I recently discovered a link between Edinburgh, Scotland (where I live now) and Japan, where I lived for two years after graduation.   

Edinburgh man Victor Murphy joined the British Royal Air Force when he left school and retired a group captain in 1971.  He began a lasting relationship with Japan and the Japanese people during the Korean War in the 1950s and also developed a love of art. 

It is thanks to Murphy’s interests in all things Japanese as well as the visual and decorative arts that Edinburgh is now home to his legacy – the Morita Museum of Fine Art.

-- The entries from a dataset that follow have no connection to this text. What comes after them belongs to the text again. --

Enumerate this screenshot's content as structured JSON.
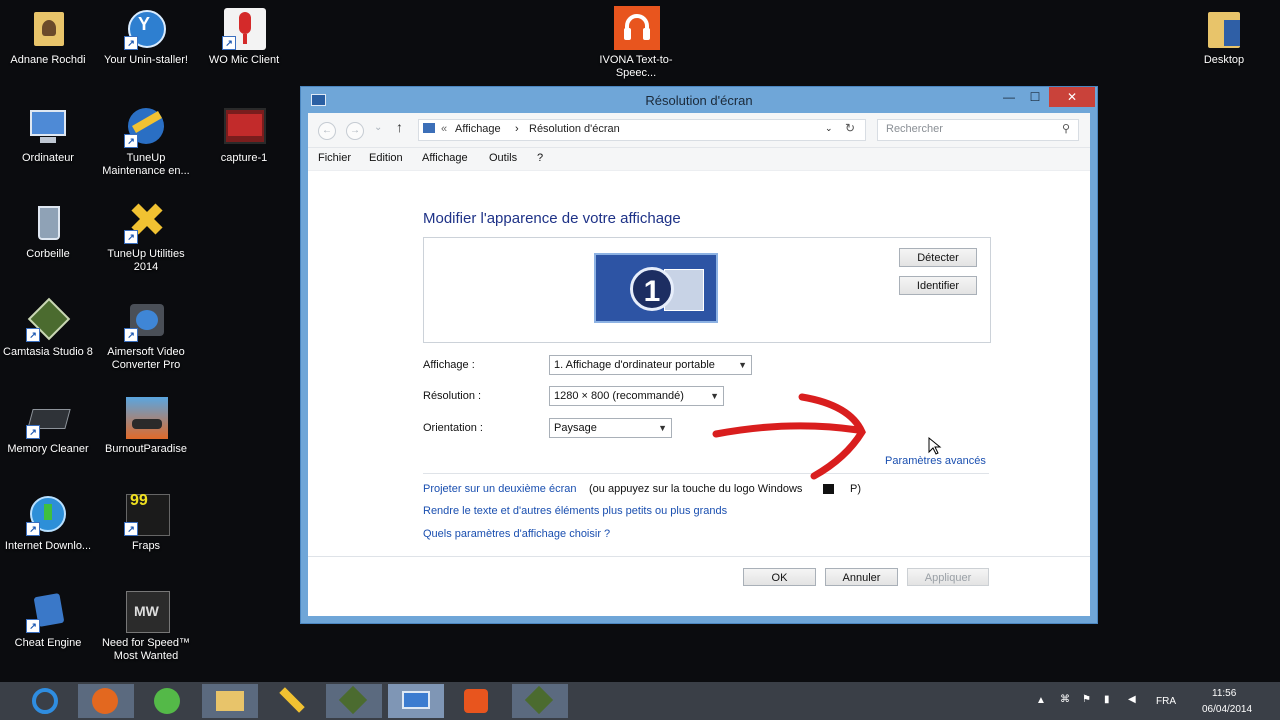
{
  "desktop": {
    "icons": [
      {
        "label": "Adnane Rochdi",
        "icon": "user-folder-icon"
      },
      {
        "label": "Your Unin-staller!",
        "icon": "uninstaller-icon"
      },
      {
        "label": "WO Mic Client",
        "icon": "microphone-icon"
      },
      {
        "label": "IVONA Text-to-Speec...",
        "icon": "headphones-icon"
      },
      {
        "label": "Desktop",
        "icon": "folder-icon"
      },
      {
        "label": "Ordinateur",
        "icon": "computer-icon"
      },
      {
        "label": "TuneUp Maintenance en...",
        "icon": "tuneup-icon"
      },
      {
        "label": "capture-1",
        "icon": "video-file-icon"
      },
      {
        "label": "Corbeille",
        "icon": "recycle-bin-icon"
      },
      {
        "label": "TuneUp Utilities 2014",
        "icon": "tuneup-utilities-icon"
      },
      {
        "label": "Camtasia Studio 8",
        "icon": "camtasia-icon"
      },
      {
        "label": "Aimersoft Video Converter Pro",
        "icon": "video-converter-icon"
      },
      {
        "label": "Memory Cleaner",
        "icon": "memory-cleaner-icon"
      },
      {
        "label": "BurnoutParadise",
        "icon": "game-icon"
      },
      {
        "label": "Internet Downlo...",
        "icon": "download-manager-icon"
      },
      {
        "label": "Fraps",
        "icon": "fraps-icon"
      },
      {
        "label": "Cheat Engine",
        "icon": "cheat-engine-icon"
      },
      {
        "label": "Need for Speed™ Most Wanted",
        "icon": "nfs-icon"
      }
    ]
  },
  "window": {
    "title": "Résolution d'écran",
    "controls": {
      "minimize": "—",
      "maximize": "☐",
      "close": "✕"
    },
    "breadcrumb": {
      "prefix": "«",
      "item1": "Affichage",
      "sep": "›",
      "item2": "Résolution d'écran"
    },
    "search_placeholder": "Rechercher",
    "menu": [
      "Fichier",
      "Edition",
      "Affichage",
      "Outils",
      "?"
    ],
    "heading": "Modifier l'apparence de votre affichage",
    "monitor_number": "1",
    "detect_label": "Détecter",
    "identify_label": "Identifier",
    "fields": {
      "display_label": "Affichage :",
      "display_value": "1. Affichage d'ordinateur portable",
      "resolution_label": "Résolution :",
      "resolution_value": "1280 × 800 (recommandé)",
      "orientation_label": "Orientation :",
      "orientation_value": "Paysage"
    },
    "advanced_link": "Paramètres avancés",
    "links": {
      "project": "Projeter sur un deuxième écran",
      "project_note": "(ou appuyez sur la touche du logo Windows",
      "project_key": "P)",
      "text_size": "Rendre le texte et d'autres éléments plus petits ou plus grands",
      "which_settings": "Quels paramètres d'affichage choisir ?"
    },
    "buttons": {
      "ok": "OK",
      "cancel": "Annuler",
      "apply": "Appliquer"
    }
  },
  "taskbar": {
    "apps": [
      "internet-explorer-icon",
      "firefox-icon",
      "utorrent-icon",
      "file-explorer-icon",
      "tuneup-icon",
      "camtasia-icon",
      "display-settings-icon",
      "media-player-icon",
      "camtasia-recorder-icon"
    ],
    "language": "FRA",
    "time": "11:56",
    "date": "06/04/2014"
  },
  "colors": {
    "annotation_arrow": "#d91e1e",
    "link": "#1a4fb0",
    "heading": "#1e3287"
  }
}
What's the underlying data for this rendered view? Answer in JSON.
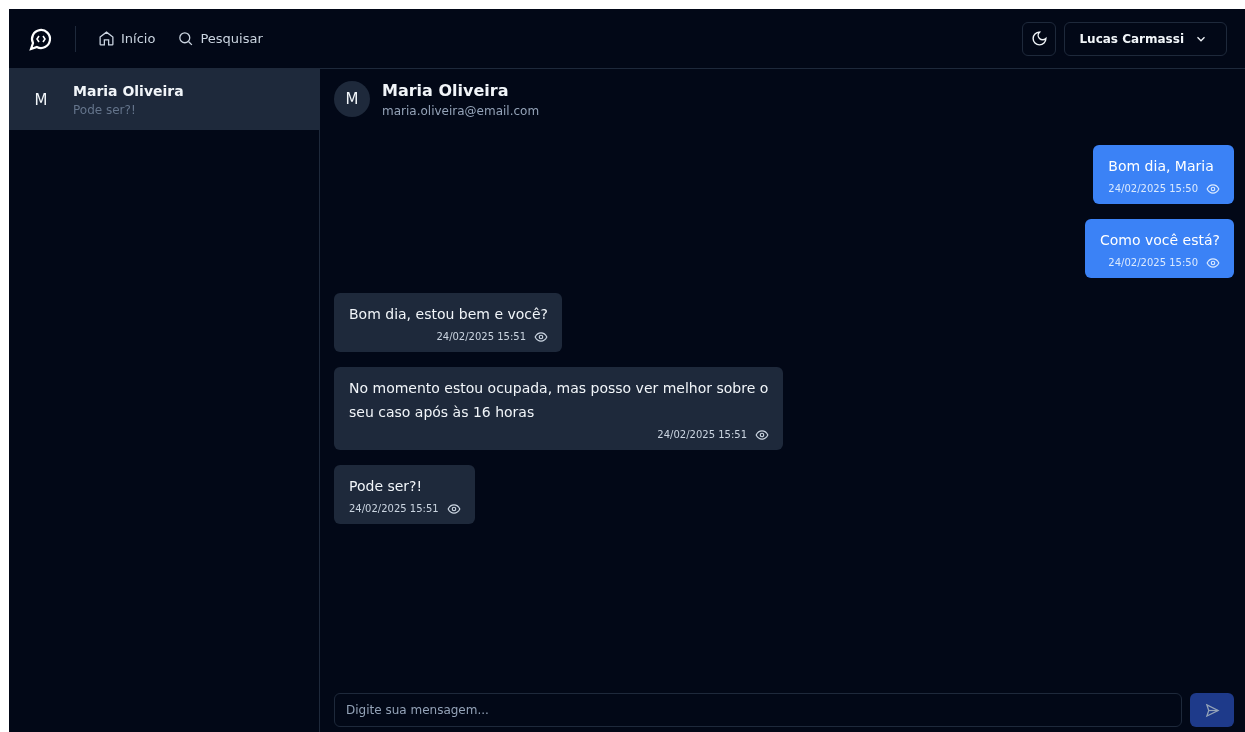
{
  "topbar": {
    "nav": [
      {
        "kind": "home",
        "label": "Início"
      },
      {
        "kind": "search",
        "label": "Pesquisar"
      }
    ],
    "user": "Lucas Carmassi"
  },
  "conversations": [
    {
      "avatar": "M",
      "name": "Maria Oliveira",
      "preview": "Pode ser?!",
      "selected": true
    }
  ],
  "chat": {
    "avatar": "M",
    "name": "Maria Oliveira",
    "email": "maria.oliveira@email.com",
    "messages": [
      {
        "kind": "sent",
        "text": "Bom dia, Maria",
        "time": "24/02/2025 15:50"
      },
      {
        "kind": "sent",
        "text": "Como você está?",
        "time": "24/02/2025 15:50"
      },
      {
        "kind": "received",
        "text": "Bom dia, estou bem e você?",
        "time": "24/02/2025 15:51"
      },
      {
        "kind": "received",
        "text": "No momento estou ocupada, mas posso ver melhor sobre o seu caso após às 16 horas",
        "time": "24/02/2025 15:51"
      },
      {
        "kind": "received",
        "text": "Pode ser?!",
        "time": "24/02/2025 15:51"
      }
    ],
    "composer": {
      "placeholder": "Digite sua mensagem..."
    }
  }
}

A member of Museums and Galleries Scotland, the museum has around 7,000 items of works of art in the fields of paintings, ceramics, glass, textiles, clocks and furniture.  Items from the collection have been exhibited in Scotland and Japan.

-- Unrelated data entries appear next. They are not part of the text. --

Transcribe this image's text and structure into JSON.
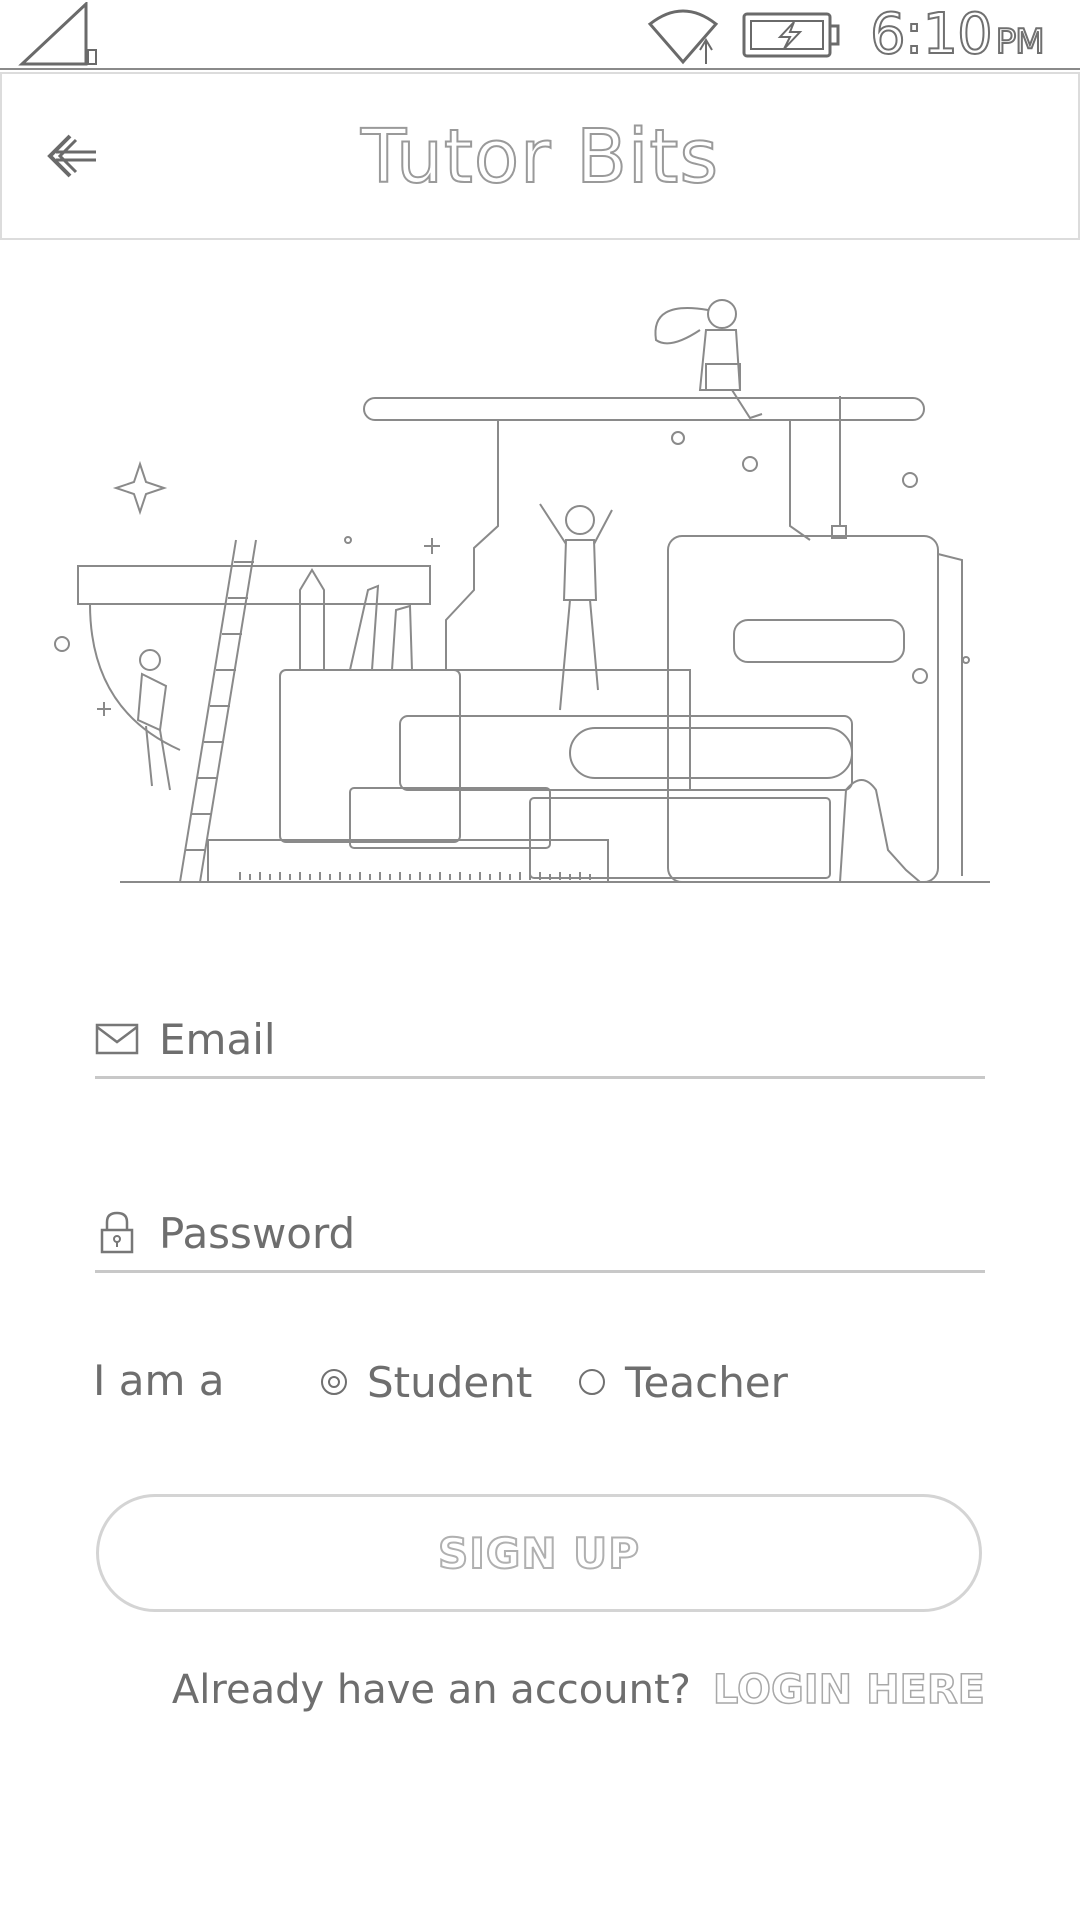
{
  "status_bar": {
    "time": "6:10",
    "ampm": "PM",
    "signal_icon": "cell-signal-icon",
    "wifi_icon": "wifi-icon",
    "battery_icon": "battery-charging-icon"
  },
  "app_bar": {
    "title": "Tutor Bits",
    "back_icon": "back-arrow-icon"
  },
  "illustration": {
    "name": "education-books-illustration"
  },
  "form": {
    "email": {
      "placeholder": "Email",
      "value": "",
      "icon": "mail-icon"
    },
    "password": {
      "placeholder": "Password",
      "value": "",
      "icon": "lock-icon"
    },
    "role": {
      "label": "I am a",
      "options": [
        {
          "label": "Student",
          "selected": true
        },
        {
          "label": "Teacher",
          "selected": false
        }
      ]
    },
    "signup_button": "SIGN UP"
  },
  "footer": {
    "question": "Already have an account?",
    "login_link": "LOGIN HERE"
  },
  "colors": {
    "background": "#ffffff",
    "outline": "#9a9a9a",
    "text": "#6e6e6e",
    "divider": "#c8c8c8"
  }
}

The museum is supported by the Victor Murphy Memorial Trust, the chair and founder of which is Kozo Hoshino, who met Murphy following the latter’s retirement when the Hoshino was a young Japanese student of English at Edinburgh University.  Hishino-san, now himself in his 60s, has settled in Edinburgh and runs the charity, museum, and associated businesses.   The Museum and Trust headquarters are also a 3-bedroomed Bed & Breakfast establishment, Art House Morita, which gets rave reviews on Trip Advisor.  The new Art Café Morita, in the tourist heart of Edinburgh’s Old Town, has recently opened in support of the Trust.  Both have artworks from the collection on display. Read my review of the cafe here.

the eclectic menu at Art Cafe Morita, Edinburgh

The museum, charity trust, B&B and café are clearly a labour of love.  In the festival city of Edinburgh, they are a guaranteed hit with Japanese tourists and art-loving locals alike.